Averages over time (average revenue per month)
Similarly, raw counts can be averaged to show trends over time. For example, average revenues or unique website visits can be calculated for different time periods. If average sales by salespersons can be calculated, it can tell the manager who is performing or underperforming related to the rest of the salesforce.
Ratios (percentage of revenue by product category, average revenue per visit)
Managers may be interested in understanding how different variables relate to each other. For example, a common calculation is a profit margin: What percentage of sales revenue is actually profit for the company? The operating profit divided by the revenue for the company, expressed as a percentage, will indicate the efficiency of the company's operations.
Indices (weighted or unweighted sums of metrics)
A final type of metric is an index, calculated by totaling other types of metrics.

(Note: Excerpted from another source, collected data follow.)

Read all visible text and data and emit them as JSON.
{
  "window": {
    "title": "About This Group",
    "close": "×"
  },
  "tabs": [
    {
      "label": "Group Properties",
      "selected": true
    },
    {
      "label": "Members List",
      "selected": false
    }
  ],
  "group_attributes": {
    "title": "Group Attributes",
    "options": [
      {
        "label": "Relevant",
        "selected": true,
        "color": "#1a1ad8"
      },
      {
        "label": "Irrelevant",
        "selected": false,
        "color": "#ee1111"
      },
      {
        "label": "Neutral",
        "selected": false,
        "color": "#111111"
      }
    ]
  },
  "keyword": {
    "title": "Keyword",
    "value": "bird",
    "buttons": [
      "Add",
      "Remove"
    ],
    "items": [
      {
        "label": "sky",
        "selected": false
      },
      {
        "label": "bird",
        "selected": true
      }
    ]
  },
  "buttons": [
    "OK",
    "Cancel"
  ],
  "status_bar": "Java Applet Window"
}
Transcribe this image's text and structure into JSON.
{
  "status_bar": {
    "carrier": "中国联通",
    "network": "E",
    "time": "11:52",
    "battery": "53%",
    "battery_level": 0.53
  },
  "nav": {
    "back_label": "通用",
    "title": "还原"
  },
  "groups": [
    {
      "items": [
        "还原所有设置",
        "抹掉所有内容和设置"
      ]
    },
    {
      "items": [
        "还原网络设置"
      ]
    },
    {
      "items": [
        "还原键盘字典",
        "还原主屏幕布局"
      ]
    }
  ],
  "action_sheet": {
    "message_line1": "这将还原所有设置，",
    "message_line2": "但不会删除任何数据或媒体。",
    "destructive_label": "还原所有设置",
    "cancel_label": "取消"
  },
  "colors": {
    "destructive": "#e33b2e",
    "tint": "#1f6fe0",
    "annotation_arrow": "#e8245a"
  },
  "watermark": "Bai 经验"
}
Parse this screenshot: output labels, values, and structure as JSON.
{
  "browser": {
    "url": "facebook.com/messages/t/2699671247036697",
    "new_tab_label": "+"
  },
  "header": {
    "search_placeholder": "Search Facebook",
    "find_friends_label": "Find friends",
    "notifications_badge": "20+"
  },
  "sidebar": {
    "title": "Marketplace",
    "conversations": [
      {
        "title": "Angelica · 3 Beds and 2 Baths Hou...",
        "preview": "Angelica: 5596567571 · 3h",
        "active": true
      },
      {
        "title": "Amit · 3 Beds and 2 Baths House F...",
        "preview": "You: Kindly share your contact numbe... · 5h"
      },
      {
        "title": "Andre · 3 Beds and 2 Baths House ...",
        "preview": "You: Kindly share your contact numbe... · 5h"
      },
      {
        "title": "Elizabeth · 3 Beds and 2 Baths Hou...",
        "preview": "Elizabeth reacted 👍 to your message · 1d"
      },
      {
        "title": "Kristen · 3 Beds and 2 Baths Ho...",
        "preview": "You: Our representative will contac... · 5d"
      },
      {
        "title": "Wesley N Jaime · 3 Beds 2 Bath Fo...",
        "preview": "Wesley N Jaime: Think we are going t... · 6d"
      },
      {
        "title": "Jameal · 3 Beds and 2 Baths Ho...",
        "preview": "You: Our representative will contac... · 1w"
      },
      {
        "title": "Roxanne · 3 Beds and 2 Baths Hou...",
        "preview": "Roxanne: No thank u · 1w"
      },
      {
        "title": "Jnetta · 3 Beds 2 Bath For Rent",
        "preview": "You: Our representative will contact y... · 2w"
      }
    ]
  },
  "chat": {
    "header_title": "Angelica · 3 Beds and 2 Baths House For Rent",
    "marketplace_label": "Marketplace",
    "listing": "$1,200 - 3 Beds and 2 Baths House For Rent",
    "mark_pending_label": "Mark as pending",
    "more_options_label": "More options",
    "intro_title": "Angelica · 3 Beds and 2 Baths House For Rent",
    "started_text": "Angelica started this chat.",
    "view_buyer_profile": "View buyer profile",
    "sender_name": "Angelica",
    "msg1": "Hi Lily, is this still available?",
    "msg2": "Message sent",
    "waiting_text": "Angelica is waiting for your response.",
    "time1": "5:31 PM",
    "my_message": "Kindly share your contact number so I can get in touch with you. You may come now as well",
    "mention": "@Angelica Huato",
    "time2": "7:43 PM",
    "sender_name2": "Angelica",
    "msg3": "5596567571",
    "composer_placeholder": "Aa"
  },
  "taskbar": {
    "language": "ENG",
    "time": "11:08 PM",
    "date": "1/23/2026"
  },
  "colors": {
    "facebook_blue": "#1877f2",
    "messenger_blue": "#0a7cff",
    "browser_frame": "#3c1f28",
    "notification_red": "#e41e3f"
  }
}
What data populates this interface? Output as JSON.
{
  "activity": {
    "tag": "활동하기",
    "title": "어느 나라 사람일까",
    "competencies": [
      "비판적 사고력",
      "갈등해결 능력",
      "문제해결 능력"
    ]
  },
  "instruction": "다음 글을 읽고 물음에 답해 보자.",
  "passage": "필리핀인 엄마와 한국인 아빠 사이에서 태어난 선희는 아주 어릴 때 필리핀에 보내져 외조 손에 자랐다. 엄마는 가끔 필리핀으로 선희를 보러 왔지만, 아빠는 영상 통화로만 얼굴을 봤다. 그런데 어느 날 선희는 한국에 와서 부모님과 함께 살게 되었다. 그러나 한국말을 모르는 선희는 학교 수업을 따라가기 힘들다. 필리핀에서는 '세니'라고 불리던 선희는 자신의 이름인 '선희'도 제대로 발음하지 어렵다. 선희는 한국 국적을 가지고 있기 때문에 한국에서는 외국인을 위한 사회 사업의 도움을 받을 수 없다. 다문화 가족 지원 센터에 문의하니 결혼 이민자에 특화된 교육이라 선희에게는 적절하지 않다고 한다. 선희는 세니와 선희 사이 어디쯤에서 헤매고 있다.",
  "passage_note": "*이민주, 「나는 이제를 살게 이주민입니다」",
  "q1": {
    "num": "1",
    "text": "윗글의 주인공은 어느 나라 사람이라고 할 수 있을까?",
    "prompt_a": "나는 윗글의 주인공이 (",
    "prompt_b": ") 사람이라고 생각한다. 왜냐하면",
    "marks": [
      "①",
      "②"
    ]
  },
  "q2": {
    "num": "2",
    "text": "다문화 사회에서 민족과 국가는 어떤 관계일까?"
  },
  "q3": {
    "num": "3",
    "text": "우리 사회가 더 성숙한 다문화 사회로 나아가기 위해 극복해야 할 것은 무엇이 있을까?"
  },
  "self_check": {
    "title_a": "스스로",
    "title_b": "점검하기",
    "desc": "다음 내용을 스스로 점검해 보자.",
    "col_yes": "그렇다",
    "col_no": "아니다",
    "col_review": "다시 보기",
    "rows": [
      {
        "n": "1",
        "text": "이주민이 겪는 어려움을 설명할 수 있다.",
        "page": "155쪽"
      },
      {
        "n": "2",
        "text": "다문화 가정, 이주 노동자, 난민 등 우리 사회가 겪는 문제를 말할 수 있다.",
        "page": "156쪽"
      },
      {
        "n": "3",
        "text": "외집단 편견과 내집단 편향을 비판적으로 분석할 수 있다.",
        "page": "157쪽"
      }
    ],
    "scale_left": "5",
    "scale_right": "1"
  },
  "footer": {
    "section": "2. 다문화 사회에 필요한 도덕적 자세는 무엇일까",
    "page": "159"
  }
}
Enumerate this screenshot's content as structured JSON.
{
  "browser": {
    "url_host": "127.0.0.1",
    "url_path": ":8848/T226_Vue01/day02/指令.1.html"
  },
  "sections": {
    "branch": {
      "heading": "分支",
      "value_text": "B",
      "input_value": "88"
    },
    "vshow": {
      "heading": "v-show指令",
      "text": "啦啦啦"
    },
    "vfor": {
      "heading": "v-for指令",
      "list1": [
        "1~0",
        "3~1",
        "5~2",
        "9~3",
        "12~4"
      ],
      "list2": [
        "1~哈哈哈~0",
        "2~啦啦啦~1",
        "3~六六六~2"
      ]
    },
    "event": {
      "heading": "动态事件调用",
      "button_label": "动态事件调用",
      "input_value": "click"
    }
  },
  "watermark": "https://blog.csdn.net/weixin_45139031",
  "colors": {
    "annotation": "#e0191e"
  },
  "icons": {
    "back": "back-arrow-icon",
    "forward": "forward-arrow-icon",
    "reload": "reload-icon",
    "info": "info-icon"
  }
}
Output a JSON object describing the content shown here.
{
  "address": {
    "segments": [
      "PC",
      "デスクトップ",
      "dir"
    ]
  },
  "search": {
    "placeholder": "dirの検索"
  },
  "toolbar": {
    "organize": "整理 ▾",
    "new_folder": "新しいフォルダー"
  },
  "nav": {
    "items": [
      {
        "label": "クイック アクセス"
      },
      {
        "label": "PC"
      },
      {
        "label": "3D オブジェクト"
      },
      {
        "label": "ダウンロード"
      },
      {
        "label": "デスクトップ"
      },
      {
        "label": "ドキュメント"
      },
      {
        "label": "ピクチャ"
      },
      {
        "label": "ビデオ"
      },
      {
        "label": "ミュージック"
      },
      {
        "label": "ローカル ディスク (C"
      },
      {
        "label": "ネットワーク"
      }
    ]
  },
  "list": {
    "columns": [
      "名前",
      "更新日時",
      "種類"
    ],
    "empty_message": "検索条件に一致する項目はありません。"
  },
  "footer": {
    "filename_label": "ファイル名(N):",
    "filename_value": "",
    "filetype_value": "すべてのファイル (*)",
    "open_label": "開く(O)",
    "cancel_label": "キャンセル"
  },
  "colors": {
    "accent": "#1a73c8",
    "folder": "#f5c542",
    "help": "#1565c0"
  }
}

Indices are often used when the concept to be measured is a complicated one or a composite of many different subconcepts. For example, marketing theory might indicate that more innovative customers are more likely to shop for a new product or brand. Innovativeness, here, is a complex idea comprised of a number of different psychological factors. To measure such a complex idea, a market researcher might use a number of questions and total the customer's responses to all of them. This will be an index of innovativeness. The Human Development Index (HDI) is often used to measure how developed a country is; it might have questions on everything ranging from infant mortality to adult education to average household incomes to the quality of the environment.